Posted on September 8, 2025
It’s been five years since the Port of Corpus Christi granted lease approval and pipeline easement for Phillips 66 and Trafigura to construct the Bluewater Texas Terminal. The project involves building 55 miles of onshore and offshore crude oil pipeline through San Patricio County, Texas and a deepwater port approximately 15 nautical miles off the coast of Corpus Christi. Today, the project remains a high-risk, improbable endeavor for several reasons.
Regulatory Hurdles: Now six years in, Bluewater Texas Terminal is struggling to get necessary approvals, with no permits issued. Deepwater port projects can stall indefinitely, tying up capital without revenue.
Declining Long-Term Demand: Deepwater ports are built for 30-40 years of service, but the International Energy Agency (IEA) projects peak oil demand before 2030. Massive infrastructure that takes 3-7 years to build could become underutilized within years.
Market and Commercial Uncertainty: Another deepwater oil port, the Sea Port Oil Terminal (SPOT), is struggling despite federal approvals. SPOT’s cost ballooned from $1.85B to $3B, and it still lacks long-term customer contracts and financial backing.
Overcapacity Risk: The Port of Corpus Christi and the U.S. Gulf Coast already has substantial crude export capacity. Additional capacity from projects like Bluewater Texas Terminal may exceed market demand and lead to underutilization.
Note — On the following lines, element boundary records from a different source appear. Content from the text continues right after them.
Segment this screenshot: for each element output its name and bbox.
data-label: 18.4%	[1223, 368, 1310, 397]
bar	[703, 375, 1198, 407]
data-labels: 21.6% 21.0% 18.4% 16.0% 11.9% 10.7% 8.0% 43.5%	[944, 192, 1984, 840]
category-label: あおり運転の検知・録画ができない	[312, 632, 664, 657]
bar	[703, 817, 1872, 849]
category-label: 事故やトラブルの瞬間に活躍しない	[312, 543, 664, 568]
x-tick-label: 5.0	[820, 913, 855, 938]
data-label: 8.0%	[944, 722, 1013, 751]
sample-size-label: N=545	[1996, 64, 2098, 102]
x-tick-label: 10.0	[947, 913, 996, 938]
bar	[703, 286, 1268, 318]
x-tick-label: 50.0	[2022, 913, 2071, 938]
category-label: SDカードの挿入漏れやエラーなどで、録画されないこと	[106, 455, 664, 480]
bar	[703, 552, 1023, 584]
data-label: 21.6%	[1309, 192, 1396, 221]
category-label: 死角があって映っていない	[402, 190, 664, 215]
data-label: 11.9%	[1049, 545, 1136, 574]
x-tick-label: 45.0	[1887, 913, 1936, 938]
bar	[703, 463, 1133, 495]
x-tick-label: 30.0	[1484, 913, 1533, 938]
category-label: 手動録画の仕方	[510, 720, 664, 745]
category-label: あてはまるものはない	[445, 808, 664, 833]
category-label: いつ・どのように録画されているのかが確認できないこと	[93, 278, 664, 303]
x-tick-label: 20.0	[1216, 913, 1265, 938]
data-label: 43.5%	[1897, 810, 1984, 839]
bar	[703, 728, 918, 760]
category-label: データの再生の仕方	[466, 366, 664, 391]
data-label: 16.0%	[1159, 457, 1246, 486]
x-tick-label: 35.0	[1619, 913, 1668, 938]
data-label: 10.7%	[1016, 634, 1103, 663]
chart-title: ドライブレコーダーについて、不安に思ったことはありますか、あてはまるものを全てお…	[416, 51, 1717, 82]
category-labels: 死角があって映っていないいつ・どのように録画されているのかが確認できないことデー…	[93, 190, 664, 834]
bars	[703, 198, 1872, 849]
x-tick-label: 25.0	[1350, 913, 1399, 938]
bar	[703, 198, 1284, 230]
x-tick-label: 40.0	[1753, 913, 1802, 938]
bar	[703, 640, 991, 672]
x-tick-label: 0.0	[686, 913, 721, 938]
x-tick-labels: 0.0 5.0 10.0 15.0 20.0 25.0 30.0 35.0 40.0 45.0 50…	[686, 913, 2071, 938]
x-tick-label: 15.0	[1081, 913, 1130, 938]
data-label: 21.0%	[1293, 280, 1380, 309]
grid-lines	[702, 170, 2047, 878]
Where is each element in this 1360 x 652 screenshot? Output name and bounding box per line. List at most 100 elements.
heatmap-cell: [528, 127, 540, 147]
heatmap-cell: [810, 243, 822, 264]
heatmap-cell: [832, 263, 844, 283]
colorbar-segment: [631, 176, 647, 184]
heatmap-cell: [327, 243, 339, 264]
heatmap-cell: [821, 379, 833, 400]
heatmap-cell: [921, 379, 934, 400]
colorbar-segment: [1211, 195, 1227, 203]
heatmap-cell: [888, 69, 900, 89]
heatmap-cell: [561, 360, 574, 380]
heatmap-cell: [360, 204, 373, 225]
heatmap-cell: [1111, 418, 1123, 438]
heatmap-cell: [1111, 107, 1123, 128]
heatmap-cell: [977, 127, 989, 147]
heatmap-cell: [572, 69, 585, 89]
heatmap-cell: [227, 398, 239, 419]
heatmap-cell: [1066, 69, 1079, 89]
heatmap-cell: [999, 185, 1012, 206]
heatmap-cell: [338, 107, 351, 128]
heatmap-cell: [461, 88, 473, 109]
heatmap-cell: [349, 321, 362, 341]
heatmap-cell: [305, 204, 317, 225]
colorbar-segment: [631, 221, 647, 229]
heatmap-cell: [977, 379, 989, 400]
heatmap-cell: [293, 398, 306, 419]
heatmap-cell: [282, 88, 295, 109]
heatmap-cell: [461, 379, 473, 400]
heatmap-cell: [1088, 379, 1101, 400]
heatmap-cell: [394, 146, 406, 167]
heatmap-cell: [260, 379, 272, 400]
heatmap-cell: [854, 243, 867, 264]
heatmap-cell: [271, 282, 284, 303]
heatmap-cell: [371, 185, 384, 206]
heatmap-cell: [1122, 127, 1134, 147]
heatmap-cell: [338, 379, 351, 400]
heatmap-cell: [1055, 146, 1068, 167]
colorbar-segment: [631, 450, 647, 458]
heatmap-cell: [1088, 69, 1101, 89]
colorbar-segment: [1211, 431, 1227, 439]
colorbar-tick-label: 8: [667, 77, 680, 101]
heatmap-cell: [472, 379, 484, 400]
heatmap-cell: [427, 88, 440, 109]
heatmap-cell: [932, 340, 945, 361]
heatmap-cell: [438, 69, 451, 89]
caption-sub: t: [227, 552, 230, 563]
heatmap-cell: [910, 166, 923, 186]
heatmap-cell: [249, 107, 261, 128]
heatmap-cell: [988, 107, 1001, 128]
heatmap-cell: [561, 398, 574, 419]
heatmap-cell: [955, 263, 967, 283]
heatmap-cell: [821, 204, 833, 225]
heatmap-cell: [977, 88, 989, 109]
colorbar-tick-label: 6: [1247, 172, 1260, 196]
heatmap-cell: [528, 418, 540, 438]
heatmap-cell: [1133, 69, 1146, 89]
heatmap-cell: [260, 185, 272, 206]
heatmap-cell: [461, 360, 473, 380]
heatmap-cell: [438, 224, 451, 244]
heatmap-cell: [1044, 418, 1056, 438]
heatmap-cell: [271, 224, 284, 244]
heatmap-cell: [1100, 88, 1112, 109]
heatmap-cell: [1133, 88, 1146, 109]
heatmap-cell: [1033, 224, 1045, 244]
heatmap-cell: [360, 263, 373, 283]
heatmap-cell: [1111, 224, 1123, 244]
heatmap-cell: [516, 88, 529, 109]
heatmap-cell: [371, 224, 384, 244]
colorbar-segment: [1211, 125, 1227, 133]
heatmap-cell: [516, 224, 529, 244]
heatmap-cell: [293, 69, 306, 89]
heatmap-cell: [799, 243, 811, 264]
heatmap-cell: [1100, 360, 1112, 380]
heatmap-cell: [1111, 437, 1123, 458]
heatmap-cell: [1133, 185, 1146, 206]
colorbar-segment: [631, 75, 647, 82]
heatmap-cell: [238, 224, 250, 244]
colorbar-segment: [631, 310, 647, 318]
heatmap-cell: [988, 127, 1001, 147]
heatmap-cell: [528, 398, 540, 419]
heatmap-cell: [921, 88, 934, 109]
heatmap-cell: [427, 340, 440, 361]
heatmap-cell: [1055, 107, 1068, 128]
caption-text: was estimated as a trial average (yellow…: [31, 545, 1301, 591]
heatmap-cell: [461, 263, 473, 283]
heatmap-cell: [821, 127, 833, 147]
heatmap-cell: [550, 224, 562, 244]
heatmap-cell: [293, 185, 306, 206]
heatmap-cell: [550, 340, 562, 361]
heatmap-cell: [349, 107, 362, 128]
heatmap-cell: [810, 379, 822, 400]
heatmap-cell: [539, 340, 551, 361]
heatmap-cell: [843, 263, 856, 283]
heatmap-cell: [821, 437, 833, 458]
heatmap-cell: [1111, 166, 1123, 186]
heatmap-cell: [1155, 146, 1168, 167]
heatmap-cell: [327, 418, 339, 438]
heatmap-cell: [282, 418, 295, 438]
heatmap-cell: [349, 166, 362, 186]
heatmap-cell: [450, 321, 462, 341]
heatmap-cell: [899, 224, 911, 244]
Stakeholder Resistance: The terminal faces intense opposition from environmental groups and residents due to significant air pollution, ecological damage, and the project’s impact on low-income and minority communities in the Coastal Bend.
Environmental Risks: Bluewater would introduce pipelines through sensitive estuaries and bays. As part of a broader expansion of offshore export terminals, the project adds to projected emissions of 24 billion metric tons of CO₂ over 30 years from these facilities—equivalent to running thousands of coal plants.